In der englischen Grafschaft Norfolk können Hauskäufer ein echtes Schnäppchen erstehen: Eine Villa, frei stehend, für 115.000 Euro unter Preis. Normalerweise würden ihm die Bewerber die Bude einrennen – doch davon kann bei diesem Objekt nicht die Rede sein, sagt Makler Emmerson Dutton. Der Grund: Da, wo sonst Gartenstühle zum Ausruhen einladen, befindet sich ein Friedhof mit 22 Grabsteinen.
„Ich bin sicher, dass die Grabsteine ein Faktor sind, der manche Leute abschreckt“, sagt Emmerson Dutton vom Maklerbüro Bedfords. Ursprünglich sollte das Traumhaus 595.000 Pfund kosten, dann ging man, als sich kaum jemand interessierte, um 50.000 Pfund herunter. Mittlerweile ist das Objekt für 490.000 Pfund, umgerechnet circa 558.000 Euro, zu haben.

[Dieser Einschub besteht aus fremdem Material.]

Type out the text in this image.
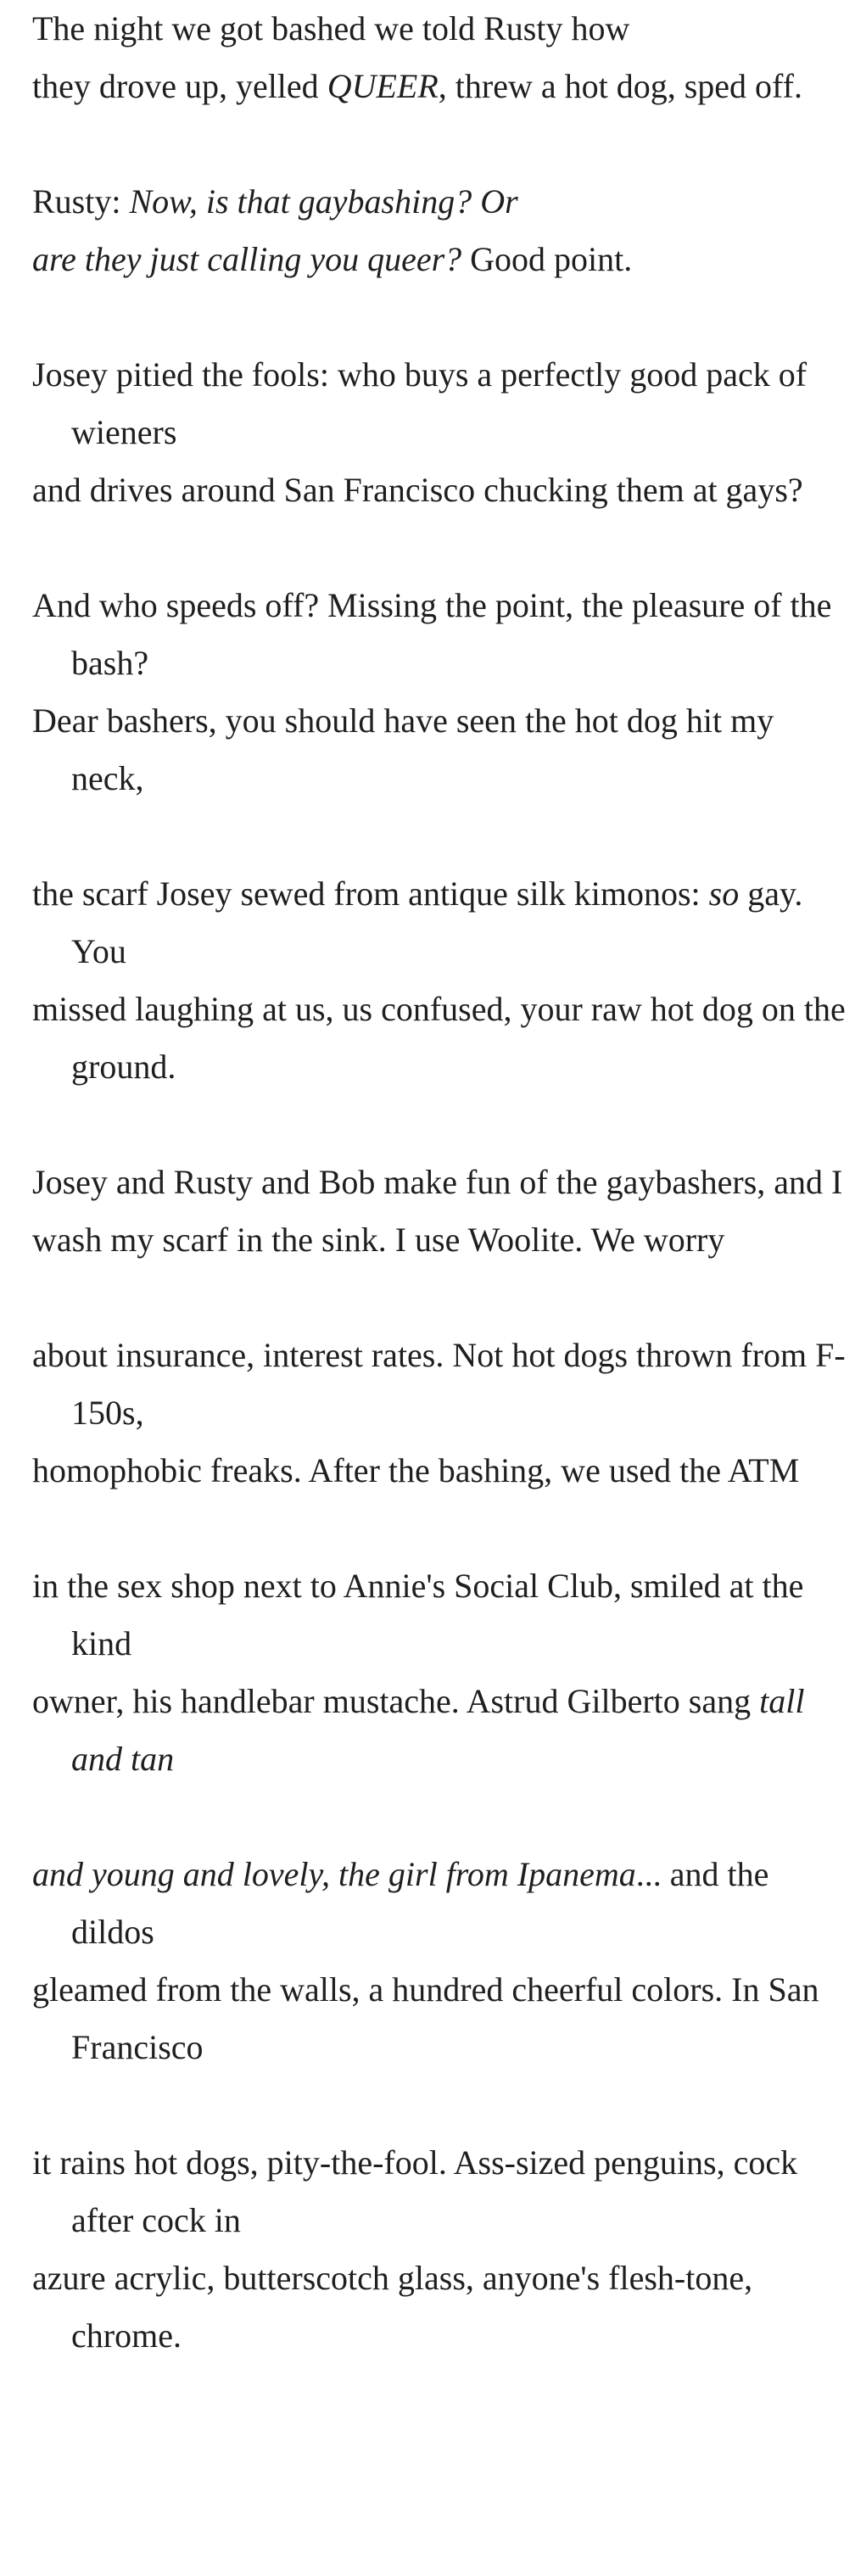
The night we got bashed we told Rusty how

they drove up, yelled QUEER, threw a hot dog, sped off.

Rusty: Now, is that gaybashing? Or

are they just calling you queer? Good point.

Josey pitied the fools: who buys a perfectly good pack of wieners

and drives around San Francisco chucking them at gays?

And who speeds off? Missing the point, the pleasure of the bash?

Dear bashers, you should have seen the hot dog hit my neck,

the scarf Josey sewed from antique silk kimonos: so gay. You

missed laughing at us, us confused, your raw hot dog on the ground.

Josey and Rusty and Bob make fun of the gaybashers, and I

wash my scarf in the sink. I use Woolite. We worry

about insurance, interest rates. Not hot dogs thrown from F-150s,

homophobic freaks. After the bashing, we used the ATM

in the sex shop next to Annie's Social Club, smiled at the kind

owner, his handlebar mustache. Astrud Gilberto sang tall and tan

and young and lovely, the girl from Ipanema... and the dildos

gleamed from the walls, a hundred cheerful colors. In San Francisco

it rains hot dogs, pity-the-fool. Ass-sized penguins, cock after cock in

azure acrylic, butterscotch glass, anyone's flesh-tone, chrome.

Das Gräberfeld muss bleiben
Vieles ließe sich mit Gartendeko verändern – aber nicht der Totenacker, so der Makler. Und selbst einem noch so begnadeten Hobbygärtner sind die Hände gebunden: Das Gräberfeld darf nicht in etwas anderes umgewandelt werden. Es muss so bleiben, wie es ist. Denn es gehört der anglikanischen Staatskirche in Erbpacht für die nächsten 999 Jahre.
Das heißt: Die Grabsteine, so ein Gemeindebeschluss, dürfen nicht entfernt werden, weil sie zum traditionellen Charakter des Dörfchens beitragen. Bis vor wenigen Jahren fungierte das Haus im Dorf North Lopham noch als Kapelle der Methodistenkirche, und früher war es üblich in England, auf dem Kirchhof die Gemeindemitglieder zu beerdigen. 2014 wurde die Kapelle geschlossen, entweiht und als Wohnhaus umgebaut.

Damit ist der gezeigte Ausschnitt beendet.